Advertisement
Setelah kedatangan sekutu ke Indonesia dalam rangka mengambil alih kekuasaan dari tangan Jepang, ternyata diikuti oleh Belanda yang ingin menjajah kembali Indonesia, maka rakyat Indonesia di berbagai daerah mengangkat senjata untuk mempertahankan kemerdekaan. Dibawah ini saya rangkumkan beberapa bentuk perjuangan bersenjata di berbagai daerah yang skalanya tidak terlalu besar, sedangkan yang sekalanya besar seperti ( Pertempuaran Surabaya, Agresi militer belanda, Serangan Umum ) akan saya posting tersendiri. Beberapa perjuangan bersenjata dalam rangka mempertahankan kemerdekaan tersebut adalah sebagai berikut.

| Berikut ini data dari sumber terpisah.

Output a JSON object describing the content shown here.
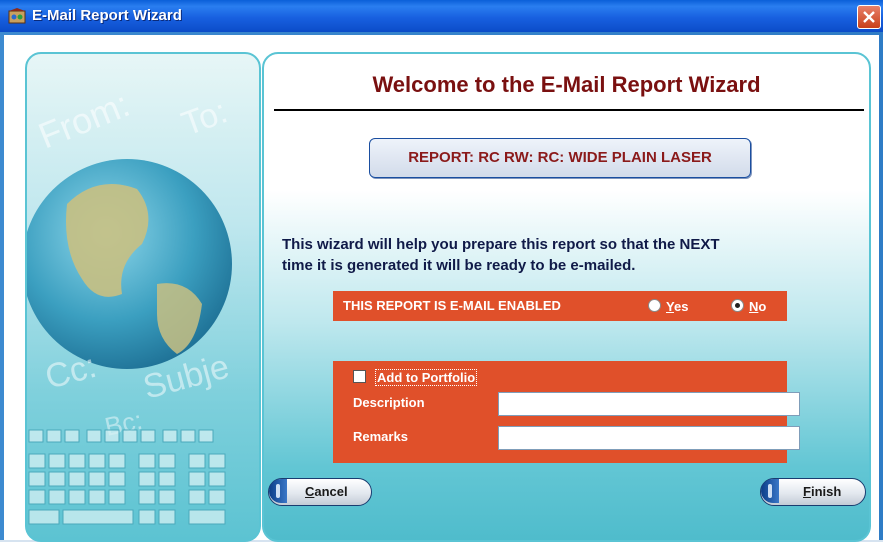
{
  "window": {
    "title": "E-Mail Report Wizard"
  },
  "heading": "Welcome to the E-Mail Report Wizard",
  "report": {
    "label": "REPORT: RC RW: RC: WIDE PLAIN LASER"
  },
  "info": {
    "line1": "This wizard will help you prepare this report so that the NEXT",
    "line2": "time it is generated it will be ready to be e-mailed."
  },
  "email_enabled": {
    "label": "THIS REPORT IS E-MAIL ENABLED",
    "yes_accel": "Y",
    "yes_rest": "es",
    "no_accel": "N",
    "no_rest": "o",
    "selected": "No"
  },
  "portfolio": {
    "checkbox_label": "Add to Portfolio",
    "checked": false,
    "description_label": "Description",
    "description_value": "",
    "remarks_label": "Remarks",
    "remarks_value": ""
  },
  "sidebar_art": {
    "from": "From:",
    "to": "To:",
    "cc": "Cc:",
    "subject": "Subje",
    "bc": "Bc:"
  },
  "buttons": {
    "cancel_accel": "C",
    "cancel_rest": "ancel",
    "finish_accel": "F",
    "finish_rest": "inish"
  },
  "colors": {
    "titlebar": "#0b5ed9",
    "accent_orange": "#e0502a",
    "heading_red": "#7a1010",
    "panel_teal": "#5ac4d4"
  }
}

Insiden bendera di Surabaya
Pada tanggal 19 September 1945, di Surabaya terjadi insiden
bendera. Insiden ini berpangkal pada tindakan beberapa orang Belanda yang
mengibarkan bendera merah putih biru di atas Hotel Yamato di jalan Tunjungan.
Tindakan tersebut menimbulkan kemarahan rakyat. Mereka menyerbu hotel dan
menurunkan bendera Belanda tersebut. Bagian yang berwarna biru dirobek. Mereka
mengibarkannya kembali sebagai bendera merah putih.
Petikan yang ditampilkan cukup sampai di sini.